Man for man I'll do 25x more revenue with a drain machine than your boss will plumbing a new house.


----------



## Oorgnid (Apr 5, 2016)

dhal22 said:


> Man for man I'll do 25x more revenue with a drain machine than your boss will plumbing a new house.


I don’t doubt it. I’ve been trying to talk him into it. He seems like he’s ready to break but I dunno. Same time, I feel like just saving up and doing it myself. He doesn’t know how to bill customers, that’s the problem. He thinks because you can’t open a drain, you can’t charge the customers For
Your time spent. 

I’m constantly charging people three different service call prices. Standard call is $75. Though he said about upping it to $80. So I’ve been charging $80, but then he’ll say $75. Then I’ll ask because he confuses me and if it’s a repeat customer or his friend, he’ll say $60. It’s very hard to just bill someone when your hourly rate jumps around. Oh well.


----------



## Tommy plumber (Feb 19, 2010)

dhal22 said:


> Man for man I'll do 25x more revenue with a drain machine than your boss will plumbing a new house.


 













I agree; with service plumbing repairs we can charge the most. Then with re-models, I can charge a nice price, but not anything close to what I can get per hour doing service {I am flat rate, but if you figure out the hourly rate, it is up there}, and last is new construction; I can get paid, but for all the hours involved, it is no where near what I can earn doing service work which of course includes drain cleaning. Plus with new construction, we have to deal with other subs, permits, inspectors, inspections, and of course the hated general contactor who ALWAYS thinks that the plumber is charging too much money for the simple, little, easy, job which doesn't take much time to do, because after all it's just installing a few pipes.

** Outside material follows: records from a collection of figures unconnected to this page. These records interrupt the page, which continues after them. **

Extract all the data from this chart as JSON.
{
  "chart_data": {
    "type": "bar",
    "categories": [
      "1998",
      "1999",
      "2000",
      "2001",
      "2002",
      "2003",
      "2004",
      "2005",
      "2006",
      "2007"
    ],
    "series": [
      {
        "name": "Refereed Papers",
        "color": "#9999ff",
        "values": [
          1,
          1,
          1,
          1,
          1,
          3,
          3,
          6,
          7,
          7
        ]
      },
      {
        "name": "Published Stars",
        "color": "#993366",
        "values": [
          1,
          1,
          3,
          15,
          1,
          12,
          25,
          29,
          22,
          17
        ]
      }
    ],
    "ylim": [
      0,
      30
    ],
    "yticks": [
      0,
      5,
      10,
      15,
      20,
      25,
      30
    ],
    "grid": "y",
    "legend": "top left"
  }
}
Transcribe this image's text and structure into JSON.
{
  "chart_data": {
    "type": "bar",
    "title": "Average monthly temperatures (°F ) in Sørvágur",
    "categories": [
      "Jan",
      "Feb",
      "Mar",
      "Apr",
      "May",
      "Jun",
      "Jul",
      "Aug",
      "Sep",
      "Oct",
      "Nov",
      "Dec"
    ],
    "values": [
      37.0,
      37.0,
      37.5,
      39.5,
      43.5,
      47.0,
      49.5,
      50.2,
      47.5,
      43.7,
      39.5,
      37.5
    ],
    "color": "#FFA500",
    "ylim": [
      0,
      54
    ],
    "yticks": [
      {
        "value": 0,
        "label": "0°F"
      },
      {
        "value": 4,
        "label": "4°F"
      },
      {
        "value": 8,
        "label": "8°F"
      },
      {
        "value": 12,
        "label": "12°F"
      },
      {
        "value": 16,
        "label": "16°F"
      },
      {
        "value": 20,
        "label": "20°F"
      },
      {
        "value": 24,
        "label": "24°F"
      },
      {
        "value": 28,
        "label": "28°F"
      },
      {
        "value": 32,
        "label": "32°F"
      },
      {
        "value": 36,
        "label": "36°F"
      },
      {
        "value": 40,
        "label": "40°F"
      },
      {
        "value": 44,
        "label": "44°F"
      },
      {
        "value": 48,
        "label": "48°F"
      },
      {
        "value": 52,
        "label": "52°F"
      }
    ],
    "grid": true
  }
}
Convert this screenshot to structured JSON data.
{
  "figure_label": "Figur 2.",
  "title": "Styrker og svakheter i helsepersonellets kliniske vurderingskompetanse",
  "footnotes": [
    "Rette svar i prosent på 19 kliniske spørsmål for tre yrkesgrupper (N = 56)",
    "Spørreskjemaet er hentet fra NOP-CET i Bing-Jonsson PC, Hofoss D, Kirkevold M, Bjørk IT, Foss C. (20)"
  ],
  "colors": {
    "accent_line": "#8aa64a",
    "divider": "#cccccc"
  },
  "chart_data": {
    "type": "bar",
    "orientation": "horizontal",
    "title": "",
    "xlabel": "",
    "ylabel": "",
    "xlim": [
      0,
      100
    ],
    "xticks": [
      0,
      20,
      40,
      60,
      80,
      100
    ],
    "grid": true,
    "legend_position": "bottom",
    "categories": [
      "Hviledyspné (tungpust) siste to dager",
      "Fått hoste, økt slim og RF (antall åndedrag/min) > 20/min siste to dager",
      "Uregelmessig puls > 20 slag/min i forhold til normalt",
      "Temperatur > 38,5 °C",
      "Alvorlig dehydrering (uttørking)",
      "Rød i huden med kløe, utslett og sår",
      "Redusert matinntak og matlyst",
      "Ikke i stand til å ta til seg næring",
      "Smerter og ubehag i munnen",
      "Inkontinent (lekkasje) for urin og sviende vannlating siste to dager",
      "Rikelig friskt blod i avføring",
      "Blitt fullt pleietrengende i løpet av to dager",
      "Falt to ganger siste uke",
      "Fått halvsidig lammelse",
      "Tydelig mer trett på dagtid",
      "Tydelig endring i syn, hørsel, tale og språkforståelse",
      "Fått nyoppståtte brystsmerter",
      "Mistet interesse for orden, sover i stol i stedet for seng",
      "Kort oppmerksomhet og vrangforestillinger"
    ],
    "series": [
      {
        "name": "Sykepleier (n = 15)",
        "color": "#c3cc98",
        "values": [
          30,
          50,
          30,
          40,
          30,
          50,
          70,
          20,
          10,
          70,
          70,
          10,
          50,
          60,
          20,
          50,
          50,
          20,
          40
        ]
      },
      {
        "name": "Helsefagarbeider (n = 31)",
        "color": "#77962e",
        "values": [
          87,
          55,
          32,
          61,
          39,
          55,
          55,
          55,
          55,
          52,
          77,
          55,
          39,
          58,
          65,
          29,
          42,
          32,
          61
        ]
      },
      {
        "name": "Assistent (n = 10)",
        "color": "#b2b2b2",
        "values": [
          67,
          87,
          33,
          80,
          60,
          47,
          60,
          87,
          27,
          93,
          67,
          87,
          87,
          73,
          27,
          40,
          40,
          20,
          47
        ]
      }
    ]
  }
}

With drain cleaning, as a general rule, there is no material used off the truck. So no trips to the supply house to re-stock the truck.

Show up, clear the stoppage, collect and you are the hero who saved the day.

I love new construction plumbing, that is what I first did in this trade, but I prefer to deal directly with a homeowner, resolve the problem, leave them with a good taste about my company and move on to the next service call.


----------